Selon l’article L. 6321-1 du code du travail, l’employeur assure l’adaptation des salariés à leur poste de travail. Il veille au maintien de leur capacité à occuper un emploi, au regard notamment de l’évolution des emplois, des technologies et des organisations. Il peut proposer des formations qui participent au développement des compétences, y compris numériques, ainsi qu’à la lutte contre l’illettrisme, notamment des actions d’évaluation et de formation permettant l’accès au socle de connaissances et de compétences défini par décret.

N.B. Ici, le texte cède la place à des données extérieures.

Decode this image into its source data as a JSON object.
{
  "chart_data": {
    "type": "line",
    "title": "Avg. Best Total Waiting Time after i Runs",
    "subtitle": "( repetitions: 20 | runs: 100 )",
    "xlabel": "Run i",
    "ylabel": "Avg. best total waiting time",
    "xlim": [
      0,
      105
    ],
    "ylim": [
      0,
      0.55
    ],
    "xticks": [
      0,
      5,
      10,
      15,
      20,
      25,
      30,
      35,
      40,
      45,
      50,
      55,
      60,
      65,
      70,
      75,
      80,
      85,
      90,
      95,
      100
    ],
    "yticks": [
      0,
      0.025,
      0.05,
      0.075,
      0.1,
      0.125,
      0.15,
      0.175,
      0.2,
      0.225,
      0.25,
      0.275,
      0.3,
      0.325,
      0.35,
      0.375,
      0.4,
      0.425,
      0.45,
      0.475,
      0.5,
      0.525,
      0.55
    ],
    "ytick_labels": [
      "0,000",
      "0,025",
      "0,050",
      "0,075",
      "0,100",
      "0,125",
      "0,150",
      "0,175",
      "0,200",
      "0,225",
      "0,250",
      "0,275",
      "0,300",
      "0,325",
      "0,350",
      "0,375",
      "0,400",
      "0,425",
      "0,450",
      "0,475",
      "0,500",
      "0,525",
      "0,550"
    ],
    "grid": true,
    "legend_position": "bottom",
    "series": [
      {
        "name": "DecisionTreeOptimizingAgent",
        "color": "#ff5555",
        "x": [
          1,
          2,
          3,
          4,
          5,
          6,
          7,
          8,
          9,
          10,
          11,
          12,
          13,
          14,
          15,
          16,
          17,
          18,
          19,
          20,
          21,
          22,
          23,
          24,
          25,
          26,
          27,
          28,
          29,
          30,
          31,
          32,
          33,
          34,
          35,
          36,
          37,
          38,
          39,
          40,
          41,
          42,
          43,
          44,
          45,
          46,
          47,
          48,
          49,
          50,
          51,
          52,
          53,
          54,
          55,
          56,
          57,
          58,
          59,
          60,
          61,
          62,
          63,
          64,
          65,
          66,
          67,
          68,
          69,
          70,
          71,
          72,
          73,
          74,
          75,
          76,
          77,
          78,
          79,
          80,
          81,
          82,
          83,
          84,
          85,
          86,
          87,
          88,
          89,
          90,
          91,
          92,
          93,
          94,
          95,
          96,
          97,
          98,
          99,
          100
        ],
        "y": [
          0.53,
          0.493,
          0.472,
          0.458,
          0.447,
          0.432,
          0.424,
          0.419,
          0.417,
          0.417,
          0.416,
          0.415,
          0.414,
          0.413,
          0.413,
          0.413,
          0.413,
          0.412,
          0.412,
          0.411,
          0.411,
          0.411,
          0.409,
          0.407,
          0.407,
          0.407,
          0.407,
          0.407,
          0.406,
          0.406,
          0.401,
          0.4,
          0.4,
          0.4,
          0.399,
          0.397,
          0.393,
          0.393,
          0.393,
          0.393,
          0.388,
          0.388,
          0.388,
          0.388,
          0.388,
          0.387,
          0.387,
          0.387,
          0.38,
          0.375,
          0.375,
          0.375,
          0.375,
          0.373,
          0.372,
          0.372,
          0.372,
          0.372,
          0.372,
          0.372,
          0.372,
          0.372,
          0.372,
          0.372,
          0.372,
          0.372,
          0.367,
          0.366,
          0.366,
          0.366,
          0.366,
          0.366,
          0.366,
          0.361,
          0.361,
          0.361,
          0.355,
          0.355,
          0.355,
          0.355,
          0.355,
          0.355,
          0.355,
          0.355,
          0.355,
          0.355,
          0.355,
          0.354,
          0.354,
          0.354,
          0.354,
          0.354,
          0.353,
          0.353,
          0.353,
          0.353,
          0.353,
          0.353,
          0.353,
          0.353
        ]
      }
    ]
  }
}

Il ressort du rapport déposé par le [4] que la direction n’a pas été capable d’assurer l’employabilité de ses salariés depuis au moins 2018, seuls 244 salariés sur 2 000 salariés en contrat à durée indéterminée ayant suivi une formation durant cette année 2018, dont aucun à [Localité 1].
Il résulte suffisamment des difficultés rencontrées par Mme [C] pour retrouver un emploi que cette absence de formation lui a causé un préjudice qui sera justement réparé par la condamnation de la société [1] à lui payer la somme de 500 euros.
Sur la remise de documents.
Il convient de confirmer le jugement en ce qu’il a ordonné à la société [1] de remettre à Mme [C] une attestation France Travail dûment rectifiée sans que les circonstances de la cause justifient de prononcer une astreinte, mais aussi en ce qu’il l’a débouté de sa demande de remise d’un certificat de travail, d’un solde de tout compte et d’un bulletin de salaire récapitulatif, la solution du litige et les sommes allouées ne justifiant pas de rectifier ces documents.
Sur les dépens et frais irrépétibles.
En qualité de partie succombante, il y a lieu de condamner la société [1] aux entiers dépens, y compris ceux de première instance, confirmant sur ce point le jugement, de la débouter de sa demande formulée en application de l’article 700 du code de procédure civile et de la condamner à payer à Mme [C] la somme de 800 euros sur ce même fondement, en plus de la somme allouée en première instance.
PAR CES MOTIFS,
La cour statuant contradictoirement et publiquement, par arrêt mis à disposition au greffe,
Confirme le jugement concernant Mme [F] [C] sauf en ce qu’il l’a déboutée de sa demande de dommages et intérêts pour manquement à l’obligation de formation et d’adaptation ;
L’infirme de ce chef et statuant à nouveau,
Condamne la société [1] à payer à Mme [F] [C] la somme de 500 euros à titre de dommages et intérêts pour manquement à l’obligation de formation et d’adaptation ;
Y ajoutant,
Rappelle que devra être déduite du remboursement ordonné à l’employeur des indemnités de chômage éventuellement versées au salarié, la contribution prévue à l’article L. 1233-69 du code du travail ;
Condamne la société [1] aux entiers dépens d’appel ;
Condamne la société [1] à payer à Mme [F] [C] la somme de 800 euros en application de l’article 700 du code de procédure civile ;
Déboute la société [1] de sa demande formulée en application de l’article 700 du code de procédure civile.